Kapitel 57
Kehlani - Honey
Freitag, 25. April
Das Krankenhausleben ist gar nicht so schlimm, wenn man die richtigen Personen an seiner Seite hat. Meine Nachbarin ist ganz nett, meine Freunde kommen mich alle nach Feierabend besuchen und Can kommt immer nach seiner Bestrahlung zu mir. Das Lernen im Krankenhaus ist zwar gewöhnungsbedürftig, wegen der Position, aber es geht. Genauso geht es mit dem täglichen hin und her Laufen und den Schmerzen. Can desinfiziert meine Arme jedes Mal, wenn er nach seiner Bestrahlung ins Krankenhaus kommt, weil er nicht will, dass die Spuren vom Pfleger auf mir haften. Wenn es ihn glücklich macht, dann lasse ich ihm seinen Spaß. Ich scrolle auf meiner Instagram-Startseite herum und lege das Handy weg, als Can durch die Tür kommt. Mein Lächeln erlischt, als ich sehe wie müde und anders Can aussieht. "Was ist passiert?", frage ich besorgt. Er wirkt müde, blass und dünner. "Kam von meiner Bestrahlung", murmelt er und küsst meine Stirn. Er gibt mir eine rote Rose. Mir kommen einzelne Tränen hoch bei seinem Ansehen. "Habe Essen dabei", sagt er rau und legt die Tasche an das Ende des Bettes. "Can, du wirkst echt krank." Seufzend fahre ich durch sein Haar, seine Stirn ist warm. Einzelne Strähnen fallen heraus, ich muss schlucken. Das sind Nebenwirkungen der Bestrahlung.
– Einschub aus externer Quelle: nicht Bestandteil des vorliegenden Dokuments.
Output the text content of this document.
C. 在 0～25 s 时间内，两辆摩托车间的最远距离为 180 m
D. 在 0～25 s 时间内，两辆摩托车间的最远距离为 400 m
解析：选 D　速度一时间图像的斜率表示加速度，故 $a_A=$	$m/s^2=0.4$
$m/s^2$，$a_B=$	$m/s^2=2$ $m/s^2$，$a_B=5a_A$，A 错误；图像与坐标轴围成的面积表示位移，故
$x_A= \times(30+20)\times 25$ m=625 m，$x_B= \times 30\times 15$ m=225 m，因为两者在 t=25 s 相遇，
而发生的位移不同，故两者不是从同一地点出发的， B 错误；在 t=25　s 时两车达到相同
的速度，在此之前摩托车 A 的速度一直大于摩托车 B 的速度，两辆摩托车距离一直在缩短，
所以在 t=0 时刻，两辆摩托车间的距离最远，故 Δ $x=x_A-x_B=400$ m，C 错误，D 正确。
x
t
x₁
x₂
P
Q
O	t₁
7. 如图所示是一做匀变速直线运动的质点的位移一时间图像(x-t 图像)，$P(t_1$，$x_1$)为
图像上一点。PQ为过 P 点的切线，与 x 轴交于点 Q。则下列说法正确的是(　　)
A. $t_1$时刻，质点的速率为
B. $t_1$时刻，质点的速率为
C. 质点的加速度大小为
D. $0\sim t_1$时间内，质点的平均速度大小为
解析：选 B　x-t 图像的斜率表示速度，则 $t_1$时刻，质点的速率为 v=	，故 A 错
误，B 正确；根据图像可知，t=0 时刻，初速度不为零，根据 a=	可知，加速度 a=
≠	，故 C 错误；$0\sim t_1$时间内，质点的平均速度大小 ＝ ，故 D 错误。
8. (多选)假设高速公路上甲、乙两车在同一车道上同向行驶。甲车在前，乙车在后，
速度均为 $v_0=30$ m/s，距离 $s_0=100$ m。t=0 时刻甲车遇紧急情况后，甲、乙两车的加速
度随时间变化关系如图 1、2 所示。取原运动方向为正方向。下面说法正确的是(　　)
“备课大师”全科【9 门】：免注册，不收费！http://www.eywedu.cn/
Can wirkt wegen der Bestrahlung so angeschlagen. "Möchtest du etwas essen?" Can schüttelt den Kopf. "Ich habe gar keinen Hunger." Appetitlosigkeit ist auch eine Nebenwirkung. Er hat Augenringe, mein armer Can. "Geh nach Hause und schlaf eine Runde, Can." Er verneint es und steht auf, um seine Hände mit Desinfektionsmittel zu füllen.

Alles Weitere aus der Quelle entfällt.